Updated: January 9, 2013
The Queen drives a tube train in 1969

THESE historic images have been released to celebrate 150 years of life on the London Underground … including the day The Queen drove a tube train!

The fascinating photos are from the archive of newsreel company British Pathe, which has published a commemorative gallery to coincide with the anniversary of the opening of the tube in 1863.

The footage includes film of The Queen opening the new Victoria Line in 1969, during which Her Majesty took to the controls of a train at Green Park, the nearest stop to Buckingham Palace.

Her majesty makes the return journey

Her majesty makes the return journey

A plummy-voiced British Pathe narrator told newsreel viewers: “Deep under London a new section of the Victoria Line rumbled into service.

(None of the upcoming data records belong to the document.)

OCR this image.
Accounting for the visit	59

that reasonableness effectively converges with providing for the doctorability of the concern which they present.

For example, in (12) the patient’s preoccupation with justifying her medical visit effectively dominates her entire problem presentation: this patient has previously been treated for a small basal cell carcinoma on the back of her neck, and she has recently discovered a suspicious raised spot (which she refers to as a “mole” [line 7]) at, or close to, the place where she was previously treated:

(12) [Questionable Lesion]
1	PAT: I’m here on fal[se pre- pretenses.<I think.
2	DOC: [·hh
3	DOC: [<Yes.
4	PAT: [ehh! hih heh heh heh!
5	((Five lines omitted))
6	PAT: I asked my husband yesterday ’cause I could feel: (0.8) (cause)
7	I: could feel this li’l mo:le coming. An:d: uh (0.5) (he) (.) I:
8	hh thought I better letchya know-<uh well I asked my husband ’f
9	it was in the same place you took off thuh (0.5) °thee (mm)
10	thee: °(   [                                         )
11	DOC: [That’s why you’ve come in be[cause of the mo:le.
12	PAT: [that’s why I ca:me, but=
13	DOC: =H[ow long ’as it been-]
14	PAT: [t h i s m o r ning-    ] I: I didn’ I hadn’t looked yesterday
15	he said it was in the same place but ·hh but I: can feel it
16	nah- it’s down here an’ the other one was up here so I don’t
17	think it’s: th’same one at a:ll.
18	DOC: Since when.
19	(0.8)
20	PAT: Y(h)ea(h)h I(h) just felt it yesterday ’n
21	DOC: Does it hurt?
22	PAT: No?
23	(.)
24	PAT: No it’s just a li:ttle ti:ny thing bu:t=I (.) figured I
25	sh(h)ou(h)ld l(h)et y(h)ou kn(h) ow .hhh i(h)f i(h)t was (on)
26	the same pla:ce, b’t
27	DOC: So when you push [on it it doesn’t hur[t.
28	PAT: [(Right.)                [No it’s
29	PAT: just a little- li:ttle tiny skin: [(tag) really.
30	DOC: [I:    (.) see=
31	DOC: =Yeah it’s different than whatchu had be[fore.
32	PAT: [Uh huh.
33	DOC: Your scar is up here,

“Her Majesty inspected the automatic controls of one of the line’s 34 silver trains, then pressed the buttons which sent the loco in motion. That’s all the driver has to do. Computers do the rest.

“The Queen stayed at the controls for the short journey between Green Park and Oxford Circus.

Her Majesty was later filmed relaxing in a carriage as the newscaster adds: “Accompanied by officials, The Queen then made the return journey in one of the bright modern coaches.”

The Queen was also shown riding on an escalator after inspecting brand new automatic ticket machines. It was the second time The Queen had been on a tube, having previously visited the London Underground during her teens.

The Royal images are among hundreds of photos and videos which British Pathe is showing in an online gallery on its website at

They include a newsreel from 1944, which tells how women known as ‘Fluffies’ were employed to clean underground train tunnels during the night.

The images show women crawling on their hands and knees and cleaning between the tracks as a man supervises.

A narrator explains that the women start work after passengers on the last train home have “fraternised freely in an atmosphere of tobacco smoke and hops.”

The narrator adds: “These are the Missus Mops of the Underground: the women who dry clean the miles of tunnel in our vast subterranean railway system.”

The Queen on an escalator

The Queen on an escalator

There are also poignant images of Brits bedding down in tube stations for shelter during The Blitz, when London came under attack from the Luftwaffe.

A British Pathe source said: “There are some wonderful films in the archive on women war workers cleaning the tube lines at night – it doesn’t look fun.

“There’s also coverage of new construction and the alterations made to the tunnels during the Blitz, all of which makes for fascinating viewing.”

Another early photo shows London’s famous statue Eros being temporarily dismantled during building work on the tube at Piccadilly Circus in 1925.

Another clip from 1946 shows men in bowler hats riding a new section of the Central Line from Liverpool Street to Stratford, a route that was to play a key role in The London 2012 Olympics more than 60 years later.